Everybody in America has a skill of some kind, whether it be painting, plumbing, doing paperwork, doing bookwork. You offer me a place to live and a place to take a hot shower. I’ll work. You don’t have to give me shit. Just give me a little bit. Give me a place to pull myself up. I can go out and get a job, but who’s going to hire me if I can’t take a hot shower every day and I don’t have a place to keep my clothes? So instead, I’m down here getting harassed by the police. They say I’ve had one too many beers, and they want to run me through their system check for warrants. To me it don’t matter. I got a criminal record. I did 5 years in the federal penitentiary. So I’m gonna suffer the rest of my fuckin’ life for it even though I paid for my crime. And that’s over 15 years ago. I’m 39. Am I still going to play their game? I don’t think so. I don’t stand on the corner. I don’t panhandle. I panhandle from my friends. I don’t stand on the corner with a sign. If somebody’s got a job for me, I’ll do it. I’ll work. Give me a five-dollar-an-hour job. They should put a huge wall up at the border. Maybe then I’d have a fightin’ chance at a job. These guys are workin’ for three dollars an hour. I watch America send billions of dollars every year for overseas foods. So they will drop 10,000 pounds of food over in Guadalupe, but do you think a homeless person out here is gonna have a chance to get a half-eaten doughnut? And as far as the merchants’ association, they can kiss my ass. Who do you think baby-sits the Christmas tree every year and the sand castle? Homeless people. Who else is out here 24/7? I don’t see any of the rich people on the hill comin’ down and givin’ up their time. They are not going to leave their house, put down the remote control and watch the tree so their family can come down and enjoy it. You think we get any respect? No. We get a ticket.
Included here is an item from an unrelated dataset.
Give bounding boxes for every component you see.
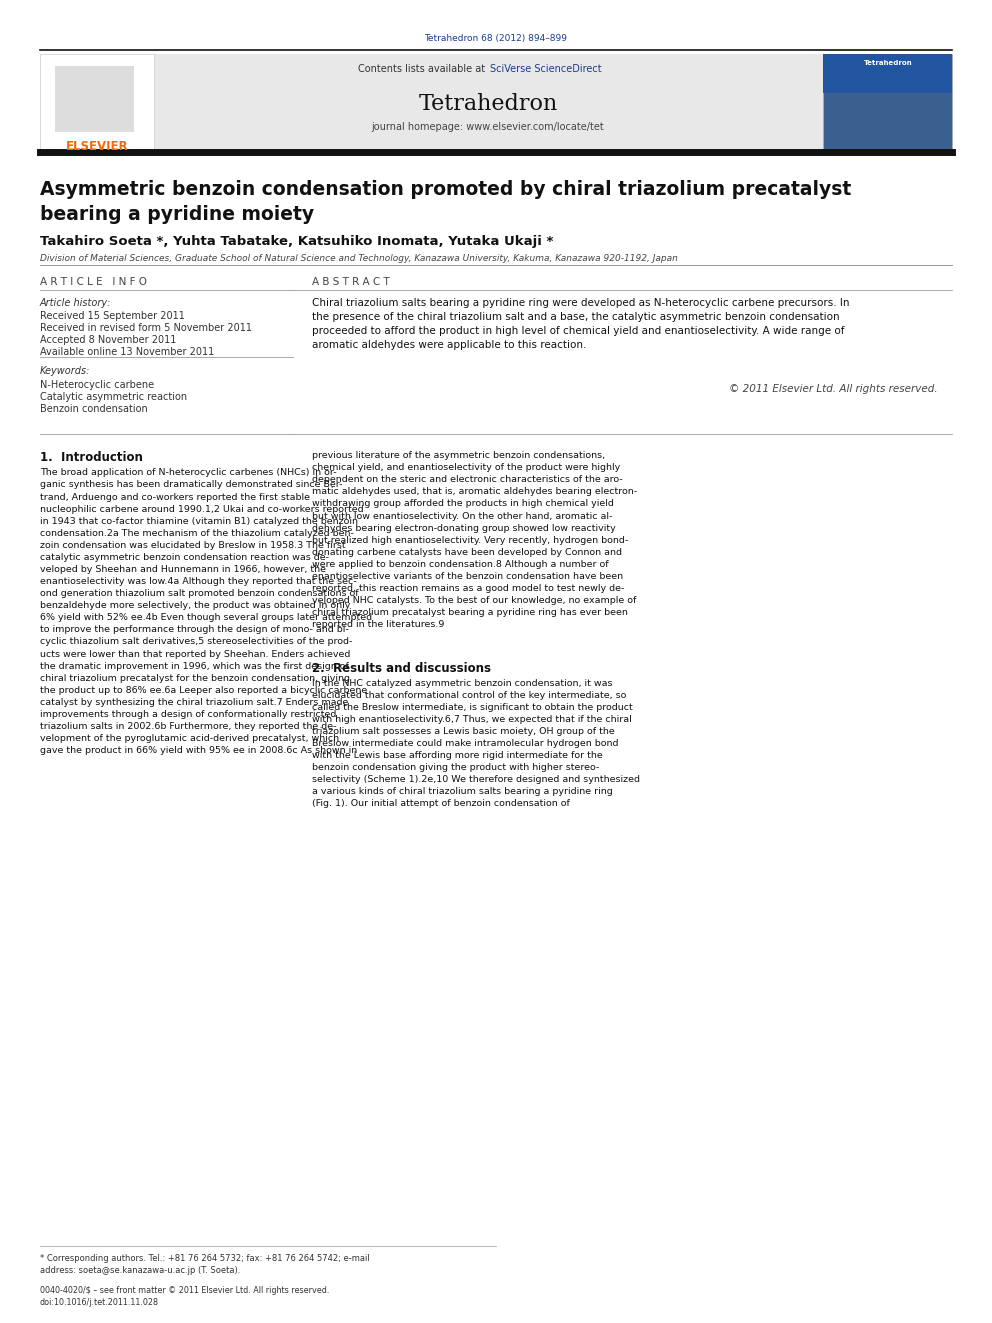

Rudy — Age: “I think I’m 42; I worked it out the other day”
Q How long have you been homeless?
A Five years.
You’re gonna trip on this one! Guess what happened to me out on the cliffs. I saw an extraterrestrial craft, like, in 1995, and this thing came up to me and zapped me, like, with some sort of energy. I tracked it down on the Internet to see what it was. What I came across were people, like, with these crop circles, formations, something, and I came across a video of the same type of energy ball, or whatever, making crop circles on the Internet. So I copied that. Now I just kinda keep my ear to the ground, see what’s goin’ on. Right now I have an ssi case pending to get disability ’cause whatever happened to me, I ended up with schizophrenia.
Q What are your plans for the future?
A Well, my case is within a month, so it’s kind of up in the wind right now. I am hoping the case will come out my way.
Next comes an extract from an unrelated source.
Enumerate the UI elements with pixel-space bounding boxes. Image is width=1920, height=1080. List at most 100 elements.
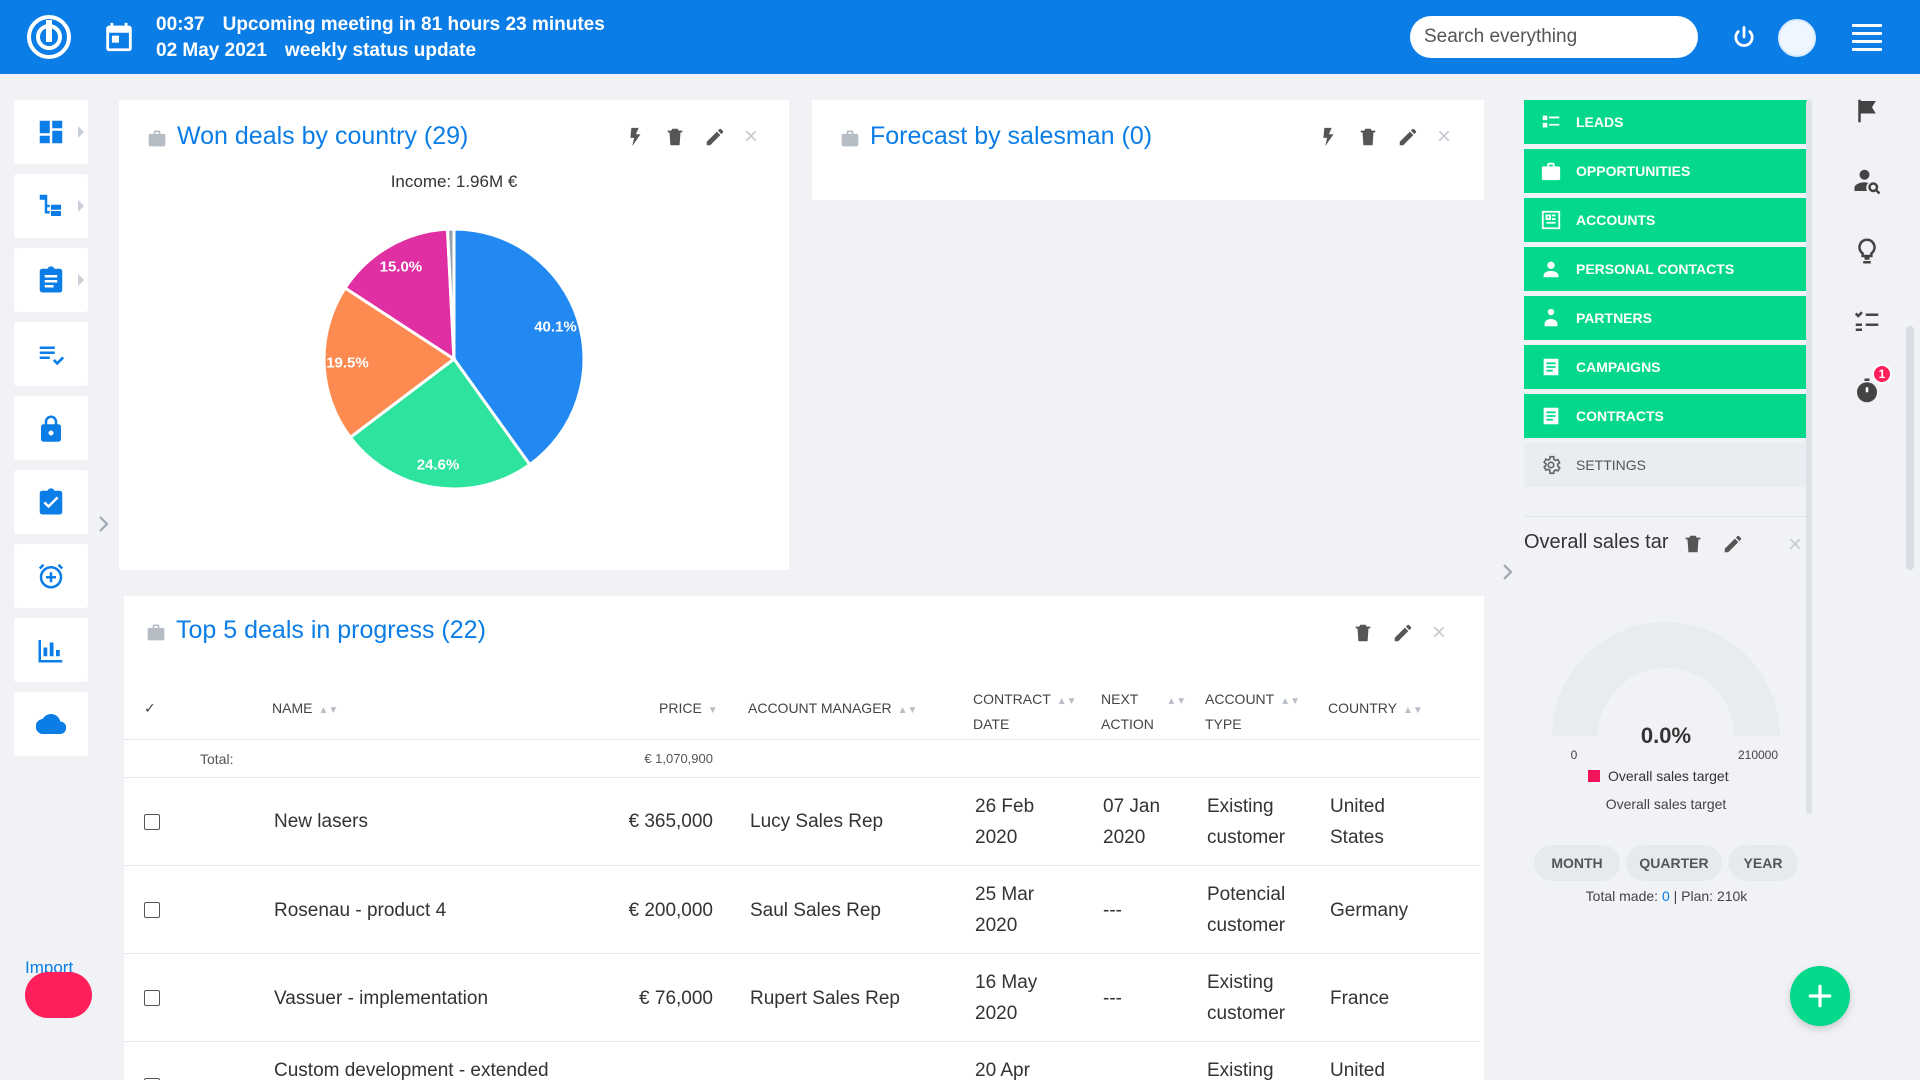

Q What were you doing before you were homeless?
A I was around here in San Diego lookin’ for work mostly, had a couple odd jobs here and there. I worked in the computer industry here, and it kinda went kaput. I like San Diego, and I don’t feel like leaving.
Q Do you have anything to say about the treatment of the homeless here?
A They have a strange attitude. It’s like they don’t want to know that they exist; you know, push them to the side, keep them out of view. They have this Outreach truck I saw yesterday. It’s from the police department. They were talkin’ to this guy, and I just wanted to make sure they weren’t gonna just throw him in the back and take him away. It said “Homeless Outreach” on the side. It was down at North Beach in the parking lot. So I went up to hear what they had to say. They said something about jobs, like they could get you jobs or something, but they didn’t give me a pamphlet or nothin’. It was like they were just trying to see who’s homeless so they could come back later and try to arrest you or somethin’. I don’t know. It was just scary — two cops in a white step van.
Q What were they reaching out with?
A Not much — no coffee, no doughnuts, no sandwiches; and it’s dinnertime. What are they really after? It was strange, like a census. But I am doing okay for out here, but these are the cold days. They have a cold-weather shelter down on Sports Arena for vets. I could get into that one. I’ve been thinkin’ about it, at least during the rainy part.
John — Age 52
Q How long have you been homeless?
A Most of my life either present — I came from millionaire people, and when Mom dies, I’ll be worth a fortune. I love nature and the street and the weather. I had frostbite in Chicago. Down here, I can deal with this. I can eat and sleep free, but unfortunately all the money goes to beer. How embarrassing.
Once I did 11 days in jail for a rusted shopping cart. It was a hundred years old. You know why? I was in the Gaslamp Quarter, and I was hurtin’ tourism. They wanted to give me 30 days. Now that’s ridiculous. Usually you’ll do one day, but I was in the wrong area, you see. And that old thing was worthless; it was a produce cart. I dropped cans off at Ralphs. I walked five miles — I’m talkin’ too much; I’m drunk.